The Sonnet begins with a seemingly rhetorical question meant to in the original case entice the Youth into believing that whatever elucidations the persona mustered were but a shadow of what he really felt. A decidedly wise route to take seeing as any description could then not be criticized as bad whilst at the same time making the Youth feel a whole lot better about himself. Shakespeare's self criticism is so useful in that whenever one critiques oneself the people's expectations are lowered and whatever comes seems good enough. Likening his writing to a "tomb" heightens this self-criticism whilst also richly augmenting the beauty of the Fair Youth for if such flattery verse is but a tomb, only the wildest of imaginations can fathom what or whom the Fair Youth actually is.

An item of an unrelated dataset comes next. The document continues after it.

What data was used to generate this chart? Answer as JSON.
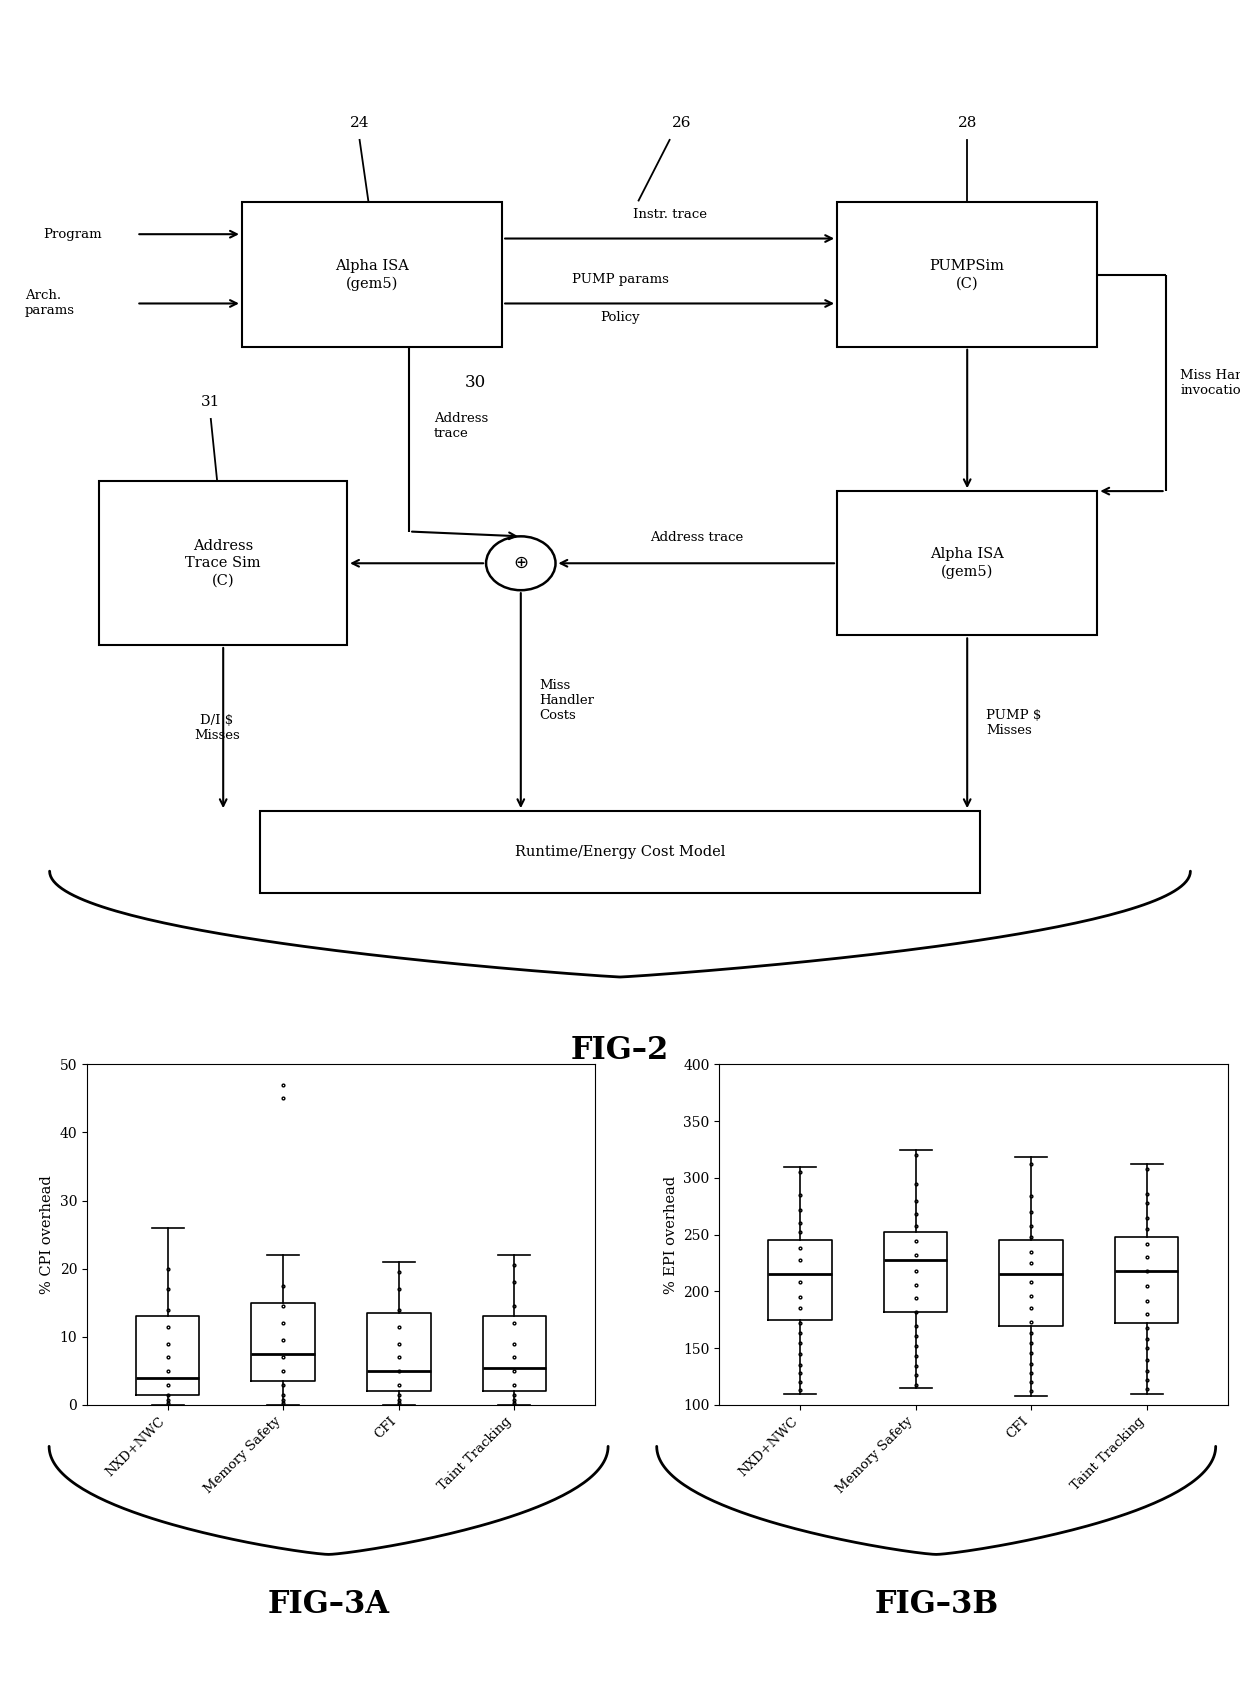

Repetition of the conjunction "if" to begin the second quatrain serves as a lamentation of sorts to properly express the dire regret Shakespeare feels at apparently not being able to capture  the true beauty of the Fair Youth in writing. Some will say it is just continued adulation but even if only for a moment let us assume it is completely true. If the greatest writer of all time cannot in earnest do justice to the beauty of this creature then surely he must have been quite simply a sight for the sorest of eyes; never to be seen again unless he did have children.

The third quatrain brings forth a rather sad feel to the Sonnet as the predictions within are so logical they have to be true. Instead of accepting the beauty of the Fair Youth and sharing it, we instead point to the quality and flamboyance of the persona. These Sonnets are "... termed a poet's rage" with the true memory of the Fair Youth embroidered only in mystery. Such is the importance of having children for an 'everlasting' legacy. None of us have Shakespeare to document our qualities so best we do our own documentation in whatever way possible.


A Sonnet of great quality no doubt but more importantly a plea to all to find the best way to leave an everlasting memory.